Я покинул палату, едва сдерживая злость на бабушку за её непроходимое упрямство. Собирался хлопнуть дверью, как наткнулся на сиротливую мордочку со взглядом побитой собаки. Этот её чёртов взгляд, проникающий в самую душу, заставил почувствовать себя подлецом за удачу родиться в полноценной семье. Вот, вообще, ерунда полная, моей-то вины в этом нет. Так какое право имела она обвинять меня?!


Злость требовала выхода, и я прижал девчонку к стене, стараясь не раздавить. Её лицо оказалось в сантиметре от моего, и всего на секунду я опешил, разглядывая чистую кожу без изъянов. Как-то это не вяжется с образом наркоманки. Может, только начала?


Ощутил, как под рукой, что лежала на горле беспризорницы, бился пульс: часто и быстро, словно сердце испуганной пичуги. В больших глазах, опушённых густыми ресницами, застыл страх и почему-то её вид побитого щенка привёл меня в неописуемую ярость. Хотелось крушить и ломать, и наверное, поэтому я сказал злые слова. Не замечая усилий от бушевавшей внутри ярости, сжал тонкую шею, пока девчонка вдруг не захрипела. Отскочил в страхе, в ужасе от собственных эмоций, что едва не прибил эту мелочь, и стараясь, чтобы ни Вера, ни девчонка не заметили смятения, надел на лицо маску презрения.


– Фу, гадость какая.


Развернулся и стремительно пошёл, не дожидаясь Веры. Она всё же догнала и прицепилась за руку, чтобы не отстать. Темп был слишком быстрым, но я не обращал внимания, испытывая стойкое желание убежать как можно дальше.

Маша

Зайти в палату было боязно. Теперь, когда агрессоры ушли, а страх потихоньку отпускал, внутри меня проявилось другое чувство. Чувство острого сожаления, что не поговорила с Аллой Леонидовной раньше. Сейчас уже поздно; она наверняка не захочет разговаривать. Алла Леонидовна хороший человек; вряд ли она отвернулась бы от меня, узнав правду. Но ведь сделанного не воротишь.

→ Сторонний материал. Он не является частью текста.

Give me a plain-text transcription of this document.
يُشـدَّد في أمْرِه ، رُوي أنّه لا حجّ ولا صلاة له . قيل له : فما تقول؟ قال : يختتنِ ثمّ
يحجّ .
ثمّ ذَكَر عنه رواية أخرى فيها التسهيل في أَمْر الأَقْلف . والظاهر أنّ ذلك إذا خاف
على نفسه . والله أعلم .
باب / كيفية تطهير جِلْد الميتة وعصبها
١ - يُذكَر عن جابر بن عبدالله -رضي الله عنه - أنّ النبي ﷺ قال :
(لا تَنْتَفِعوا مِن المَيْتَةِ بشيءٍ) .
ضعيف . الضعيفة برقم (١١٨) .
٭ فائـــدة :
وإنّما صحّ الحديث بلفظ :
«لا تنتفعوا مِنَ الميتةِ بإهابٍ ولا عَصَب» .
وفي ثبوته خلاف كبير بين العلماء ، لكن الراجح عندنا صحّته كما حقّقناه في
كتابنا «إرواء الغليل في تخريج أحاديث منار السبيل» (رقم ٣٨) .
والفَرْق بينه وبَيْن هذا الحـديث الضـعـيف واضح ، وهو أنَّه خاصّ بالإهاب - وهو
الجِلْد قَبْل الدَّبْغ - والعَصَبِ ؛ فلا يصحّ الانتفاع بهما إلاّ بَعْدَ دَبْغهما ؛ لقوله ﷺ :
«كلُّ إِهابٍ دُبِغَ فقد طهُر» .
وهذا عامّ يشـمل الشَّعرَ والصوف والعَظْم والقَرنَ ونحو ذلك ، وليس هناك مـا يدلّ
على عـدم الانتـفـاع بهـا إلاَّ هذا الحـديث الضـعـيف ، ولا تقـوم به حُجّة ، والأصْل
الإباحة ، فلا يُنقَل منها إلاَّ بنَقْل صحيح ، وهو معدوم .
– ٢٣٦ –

Стоять в коридоре вечно, прижавшись к двери, я не могла. Мне следовало решиться и встретиться с разочарованным во мне взглядом Аллы Леонидовны. И лучше не затягивать. Я сделала максимально глубокий вдох – несчастные рёбра тут же заныли – и с выдохом потянула ручку двери на себя.


– Алла Леонидовна… – зашла, опустив глаза в пол. Стыдно. – Простите меня, я вам соврала…


– Машенька, давай поговорим, – в голосе Аллы Леонидовны неожиданно прозвучали мягкие интонации.


Я подняла удивлённый взгляд. Бабушка смотрела на меня по-доброму, даже ласково. Совершенно не понимая, чем заслужила такое хорошее отношение, я растерянно молчала.


– Пройди и присядь, – Алла Леонидовна указала на кровать рядом с собой.


Я покорно села к ней в ноги, не понимая, чего ждать.